Detroit’s showing us it can be done. And, what’s true about them is true about all of us.
[While the first half of the ad might be interpreted as having borrowed from the Republican playbook, here we are reminded that some unpopular policies of a Democratic administration bailed out America’s automotive industry.]
This country can’t be knocked out with one punch. We get right back up again and when we do the world is going to hear the roar of our engines.
[My one negative response is to the needless shift from one sport to another, from football to boxing, and perhaps to stock car racing, if you can hear that in the roar of engines. That roar is meant to evoke the sound of industrial history, invention, and prosperity, from the transcontinental railroad to the postwar construction of the interstate highway system to the creation of muscle cars like the Mustang and Camaro to the sounds of fighter pilots and helicopters at war.]
[Much better than yes.

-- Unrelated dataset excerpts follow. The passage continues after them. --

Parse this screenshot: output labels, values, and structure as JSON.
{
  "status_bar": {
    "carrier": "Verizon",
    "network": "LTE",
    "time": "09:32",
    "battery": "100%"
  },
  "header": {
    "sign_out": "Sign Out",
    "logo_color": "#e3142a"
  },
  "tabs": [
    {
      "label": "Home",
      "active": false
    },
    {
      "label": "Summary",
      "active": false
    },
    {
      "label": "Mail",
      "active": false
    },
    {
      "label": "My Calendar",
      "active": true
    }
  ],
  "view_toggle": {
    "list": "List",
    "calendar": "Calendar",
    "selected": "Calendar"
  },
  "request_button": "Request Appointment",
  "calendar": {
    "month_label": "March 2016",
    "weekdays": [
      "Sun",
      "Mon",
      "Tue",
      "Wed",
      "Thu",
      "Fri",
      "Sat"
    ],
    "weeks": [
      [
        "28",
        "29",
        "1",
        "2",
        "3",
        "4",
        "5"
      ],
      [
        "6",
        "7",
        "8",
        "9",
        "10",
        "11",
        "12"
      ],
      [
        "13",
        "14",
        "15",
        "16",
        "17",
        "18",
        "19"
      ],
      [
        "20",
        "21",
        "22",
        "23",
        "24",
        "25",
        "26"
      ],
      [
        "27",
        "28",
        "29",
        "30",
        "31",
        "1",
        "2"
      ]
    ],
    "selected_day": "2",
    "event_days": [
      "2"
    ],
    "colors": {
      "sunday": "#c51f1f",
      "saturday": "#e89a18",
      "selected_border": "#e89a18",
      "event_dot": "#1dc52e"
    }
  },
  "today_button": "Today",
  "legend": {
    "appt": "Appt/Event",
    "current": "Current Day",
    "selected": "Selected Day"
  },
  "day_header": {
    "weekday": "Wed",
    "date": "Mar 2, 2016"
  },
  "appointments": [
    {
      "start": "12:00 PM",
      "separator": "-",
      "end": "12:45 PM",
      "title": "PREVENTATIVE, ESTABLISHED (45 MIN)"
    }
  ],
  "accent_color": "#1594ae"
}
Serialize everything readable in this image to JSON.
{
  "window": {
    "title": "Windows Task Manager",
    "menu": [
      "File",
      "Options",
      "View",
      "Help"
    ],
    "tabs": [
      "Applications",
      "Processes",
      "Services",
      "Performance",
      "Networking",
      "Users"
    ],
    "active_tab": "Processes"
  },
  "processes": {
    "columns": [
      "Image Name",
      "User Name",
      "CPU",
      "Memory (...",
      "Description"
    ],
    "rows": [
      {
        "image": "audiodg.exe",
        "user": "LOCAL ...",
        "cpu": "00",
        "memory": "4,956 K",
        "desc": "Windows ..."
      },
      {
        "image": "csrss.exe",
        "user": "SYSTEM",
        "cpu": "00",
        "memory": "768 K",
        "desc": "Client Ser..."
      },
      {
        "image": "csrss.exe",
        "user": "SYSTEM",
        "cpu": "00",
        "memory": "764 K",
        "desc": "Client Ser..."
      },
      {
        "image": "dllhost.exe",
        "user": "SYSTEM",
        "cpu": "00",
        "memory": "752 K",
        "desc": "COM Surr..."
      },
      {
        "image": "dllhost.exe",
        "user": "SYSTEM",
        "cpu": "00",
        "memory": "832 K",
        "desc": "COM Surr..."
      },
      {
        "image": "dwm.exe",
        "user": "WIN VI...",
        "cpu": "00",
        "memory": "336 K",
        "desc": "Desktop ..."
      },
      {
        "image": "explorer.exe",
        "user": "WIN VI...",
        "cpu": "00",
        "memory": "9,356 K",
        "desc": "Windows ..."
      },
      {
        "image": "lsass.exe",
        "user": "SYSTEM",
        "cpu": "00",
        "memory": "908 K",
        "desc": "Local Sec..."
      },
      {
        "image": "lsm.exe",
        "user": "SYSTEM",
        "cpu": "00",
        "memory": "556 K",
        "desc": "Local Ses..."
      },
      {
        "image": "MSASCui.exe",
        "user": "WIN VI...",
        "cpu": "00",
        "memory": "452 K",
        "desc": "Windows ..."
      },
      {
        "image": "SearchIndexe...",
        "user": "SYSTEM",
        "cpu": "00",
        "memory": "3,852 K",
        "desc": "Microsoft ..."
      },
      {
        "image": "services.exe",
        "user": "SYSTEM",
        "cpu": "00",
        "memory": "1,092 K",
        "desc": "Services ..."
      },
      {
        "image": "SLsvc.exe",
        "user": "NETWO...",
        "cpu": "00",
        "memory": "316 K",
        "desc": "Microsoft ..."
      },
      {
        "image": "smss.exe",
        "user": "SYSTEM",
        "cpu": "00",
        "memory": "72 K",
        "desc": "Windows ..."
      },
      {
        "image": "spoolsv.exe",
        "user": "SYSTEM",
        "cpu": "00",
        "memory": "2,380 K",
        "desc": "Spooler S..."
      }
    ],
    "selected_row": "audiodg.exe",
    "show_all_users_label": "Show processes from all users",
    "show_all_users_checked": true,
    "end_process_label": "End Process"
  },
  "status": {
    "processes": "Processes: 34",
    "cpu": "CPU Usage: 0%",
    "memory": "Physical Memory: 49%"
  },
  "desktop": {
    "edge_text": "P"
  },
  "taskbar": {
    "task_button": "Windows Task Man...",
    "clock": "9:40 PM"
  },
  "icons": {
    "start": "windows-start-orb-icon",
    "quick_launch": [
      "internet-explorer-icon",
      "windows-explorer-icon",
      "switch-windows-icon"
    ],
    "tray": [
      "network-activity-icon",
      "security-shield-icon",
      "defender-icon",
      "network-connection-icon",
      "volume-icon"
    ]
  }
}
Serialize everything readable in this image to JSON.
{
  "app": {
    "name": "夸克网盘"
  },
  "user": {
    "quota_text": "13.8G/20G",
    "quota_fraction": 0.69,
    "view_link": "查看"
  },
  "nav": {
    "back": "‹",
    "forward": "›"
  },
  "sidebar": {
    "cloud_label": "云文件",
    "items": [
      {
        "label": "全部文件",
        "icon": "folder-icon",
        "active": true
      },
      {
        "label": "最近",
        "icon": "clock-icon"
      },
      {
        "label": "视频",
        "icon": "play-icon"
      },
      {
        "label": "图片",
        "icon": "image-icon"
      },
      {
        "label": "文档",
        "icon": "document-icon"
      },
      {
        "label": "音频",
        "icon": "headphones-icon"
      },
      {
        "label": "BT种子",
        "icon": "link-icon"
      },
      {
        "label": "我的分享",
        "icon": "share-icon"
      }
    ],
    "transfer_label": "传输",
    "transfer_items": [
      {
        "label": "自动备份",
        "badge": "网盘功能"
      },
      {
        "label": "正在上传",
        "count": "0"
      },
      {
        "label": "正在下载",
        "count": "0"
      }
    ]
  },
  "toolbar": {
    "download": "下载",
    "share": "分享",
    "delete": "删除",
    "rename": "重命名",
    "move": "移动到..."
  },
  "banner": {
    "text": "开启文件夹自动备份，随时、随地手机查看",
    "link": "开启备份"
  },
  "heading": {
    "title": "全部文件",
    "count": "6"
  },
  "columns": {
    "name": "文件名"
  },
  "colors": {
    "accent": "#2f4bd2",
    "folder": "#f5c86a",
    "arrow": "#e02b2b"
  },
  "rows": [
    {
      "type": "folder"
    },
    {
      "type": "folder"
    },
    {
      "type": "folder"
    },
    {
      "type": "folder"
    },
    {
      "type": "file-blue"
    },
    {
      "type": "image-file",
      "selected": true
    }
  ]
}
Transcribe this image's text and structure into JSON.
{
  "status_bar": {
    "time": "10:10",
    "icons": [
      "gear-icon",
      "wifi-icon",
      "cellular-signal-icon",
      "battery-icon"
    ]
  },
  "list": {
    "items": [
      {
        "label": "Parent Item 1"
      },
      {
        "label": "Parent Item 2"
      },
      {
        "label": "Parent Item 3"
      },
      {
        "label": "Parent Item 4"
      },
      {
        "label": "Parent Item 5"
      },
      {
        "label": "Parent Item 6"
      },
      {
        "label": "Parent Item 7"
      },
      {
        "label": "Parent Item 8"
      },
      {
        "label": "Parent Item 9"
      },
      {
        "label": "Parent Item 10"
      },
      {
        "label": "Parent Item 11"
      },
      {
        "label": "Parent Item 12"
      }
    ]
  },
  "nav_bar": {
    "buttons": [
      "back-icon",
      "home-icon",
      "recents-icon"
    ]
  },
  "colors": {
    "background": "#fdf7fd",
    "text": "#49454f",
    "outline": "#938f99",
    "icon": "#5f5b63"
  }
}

Yeah is the affirmation of the common man and woman and American child.]
… it’s halftime, America. And, our second half is about to begin.
[A strong ending, language that echoes the beginning, returns us to our American traditions of sports and competition, and implies that we are not at the end of the game — of the great American experiment —but smack-dab in the middle, with more greatness to come.]
I don’t know how many Americans were present to hear Lincoln’s two-minute address at the dedication of the cemetery at Gettysburg. Chrysler’s two-minute spot, the work of the Oregon ad agency Wieden+Kennedy, was viewed by an audience of more than 110 million worldwide.